We've spent much of the Christmas season hearing the voices of angels, notably the angel Gabriel. We've read the texts as part of Advent meditations. We've had our church choirs sing in a variety of voices to mimic the angel choirs that appeared to shepherds. We've had people take on the voice of Gabriel and other angels as we've watched Christmas pageants and heard the Christmas Eve readings and other church services, like Lessons and Carols, where the angels speak.
For me, the presentation of the angel that affected me most happened on Christmas Eve. Our 7:30 p.m. service had children reading most of the parts of the story. When the angel Gabriel appeared to Joseph, a very young reader took the microphone. She was new to reading, and I suspect even newer to reading out loud.
She read slowly and deliberately, giving every word an equal weight. Each word took on an eerie importance. With this very different reading style, the angel Gabriel got my attention again.
That moment made me think, as I often do, about angels appearing in modern life. What would it take to get our attention? Would we even notice if angels appeared?
I've written about this topic in a poem, which I've posted here before, but in this Christmas season it makes sense to post it again.
It was first published in the online journal Referential.
Rendered Mute
His angels return, abject in failure.
Lately, an angel makes an appearance,
and the human makes an appointment
with the doctor. Anti-psychotic
medications render his angels mute.
He used to be able to appear in visions,
back in the days when humans remembered
their dreams and dissected them over breakfast.
But his humans, ever more efficient, have banished
sleep from their daily to-do lists. They drop
into dreamless heaps and sleepwalk through the day.
Even the night skies defeat
his purposes. His industrious
humans, so smart, have lit
the planet with electricity and cloaked
the skies with smog. No one can see
the celestial signs he sends.
He even tries the personal touch, the old tried and true,
but decides to leave the shrubbery
alone after that woman yelled
at him. “I just planted that bush.
I don’t think Home Depot will take it back
in this condition. Have you priced plants lately?”

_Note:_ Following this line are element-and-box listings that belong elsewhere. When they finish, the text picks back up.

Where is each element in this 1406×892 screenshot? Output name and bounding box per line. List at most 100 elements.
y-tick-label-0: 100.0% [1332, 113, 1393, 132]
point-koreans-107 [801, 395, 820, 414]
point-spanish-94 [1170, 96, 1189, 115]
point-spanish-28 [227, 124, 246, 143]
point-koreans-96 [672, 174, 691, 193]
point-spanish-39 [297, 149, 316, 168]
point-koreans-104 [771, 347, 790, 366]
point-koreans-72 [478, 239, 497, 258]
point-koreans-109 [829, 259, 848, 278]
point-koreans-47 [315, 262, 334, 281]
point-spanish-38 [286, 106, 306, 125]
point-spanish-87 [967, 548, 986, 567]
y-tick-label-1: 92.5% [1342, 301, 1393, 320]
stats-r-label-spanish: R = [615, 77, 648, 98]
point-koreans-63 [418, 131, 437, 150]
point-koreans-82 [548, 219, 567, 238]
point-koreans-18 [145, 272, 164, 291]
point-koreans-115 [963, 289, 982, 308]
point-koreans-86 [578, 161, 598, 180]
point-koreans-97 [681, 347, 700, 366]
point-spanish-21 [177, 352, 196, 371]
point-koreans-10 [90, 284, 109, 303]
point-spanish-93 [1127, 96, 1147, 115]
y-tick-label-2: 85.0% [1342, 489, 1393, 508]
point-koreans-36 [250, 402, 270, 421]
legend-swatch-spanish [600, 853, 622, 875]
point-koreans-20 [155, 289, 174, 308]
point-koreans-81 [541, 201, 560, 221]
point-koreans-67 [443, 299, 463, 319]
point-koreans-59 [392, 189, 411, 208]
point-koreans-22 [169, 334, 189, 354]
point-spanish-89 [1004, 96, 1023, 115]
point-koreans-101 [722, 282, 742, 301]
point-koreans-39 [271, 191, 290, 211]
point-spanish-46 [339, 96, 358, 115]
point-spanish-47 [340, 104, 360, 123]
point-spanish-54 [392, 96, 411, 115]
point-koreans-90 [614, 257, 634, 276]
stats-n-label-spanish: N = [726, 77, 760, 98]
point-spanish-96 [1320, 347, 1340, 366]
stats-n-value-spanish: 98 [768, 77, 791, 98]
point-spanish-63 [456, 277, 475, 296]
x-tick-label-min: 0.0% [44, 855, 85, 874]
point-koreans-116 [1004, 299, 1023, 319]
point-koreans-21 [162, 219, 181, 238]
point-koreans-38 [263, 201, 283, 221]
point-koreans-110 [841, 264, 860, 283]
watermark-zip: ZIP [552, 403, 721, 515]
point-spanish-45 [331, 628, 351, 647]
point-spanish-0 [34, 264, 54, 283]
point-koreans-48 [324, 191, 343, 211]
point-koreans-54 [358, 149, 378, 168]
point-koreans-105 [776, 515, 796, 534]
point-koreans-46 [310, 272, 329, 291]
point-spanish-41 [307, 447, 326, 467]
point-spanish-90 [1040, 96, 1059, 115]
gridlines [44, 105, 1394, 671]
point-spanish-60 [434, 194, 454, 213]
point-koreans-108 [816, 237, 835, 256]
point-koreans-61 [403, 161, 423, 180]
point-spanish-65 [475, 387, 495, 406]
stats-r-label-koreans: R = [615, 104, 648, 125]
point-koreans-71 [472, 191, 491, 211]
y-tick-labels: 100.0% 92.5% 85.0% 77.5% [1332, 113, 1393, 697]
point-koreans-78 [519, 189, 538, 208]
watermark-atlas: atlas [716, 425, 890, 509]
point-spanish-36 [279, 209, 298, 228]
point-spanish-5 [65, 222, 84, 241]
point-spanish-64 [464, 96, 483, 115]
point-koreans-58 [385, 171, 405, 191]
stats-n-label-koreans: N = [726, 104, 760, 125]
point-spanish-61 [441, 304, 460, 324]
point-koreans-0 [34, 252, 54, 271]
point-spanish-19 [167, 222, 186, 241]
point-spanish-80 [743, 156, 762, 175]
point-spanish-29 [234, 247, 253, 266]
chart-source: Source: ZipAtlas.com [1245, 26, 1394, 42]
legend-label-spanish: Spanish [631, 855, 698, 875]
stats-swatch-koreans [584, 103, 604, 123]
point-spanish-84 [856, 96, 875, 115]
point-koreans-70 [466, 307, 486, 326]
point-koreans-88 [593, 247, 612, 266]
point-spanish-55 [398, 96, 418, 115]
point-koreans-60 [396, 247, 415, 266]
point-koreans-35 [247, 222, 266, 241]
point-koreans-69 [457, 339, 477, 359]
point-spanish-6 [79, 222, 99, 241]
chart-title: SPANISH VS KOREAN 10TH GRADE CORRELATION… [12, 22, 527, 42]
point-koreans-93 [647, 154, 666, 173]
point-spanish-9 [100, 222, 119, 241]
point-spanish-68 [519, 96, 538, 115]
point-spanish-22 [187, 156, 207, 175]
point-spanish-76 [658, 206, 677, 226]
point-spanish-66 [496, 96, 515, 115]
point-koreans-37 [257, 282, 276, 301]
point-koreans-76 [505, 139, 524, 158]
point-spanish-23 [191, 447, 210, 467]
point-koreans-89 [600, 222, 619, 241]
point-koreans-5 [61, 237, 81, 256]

He considers withdrawal, the passive-
aggressive game of pretending not to care,
pretending there’s no pain.
He decides to mute his majesty.
From now on, he will not be the first
to speak. Instead, he decides to create spectacular
sunsets, and new colors, and a new species here or there.
He attends to the routine miracles: tumors that shrink,
lucidity repaired, relationships resurrected.
He sketches recipes for miracle drugs
in the laboratory dust of the pharmaceutical companies
and moves the iron clad hearts
of dictators who free the jailed opposition leaders.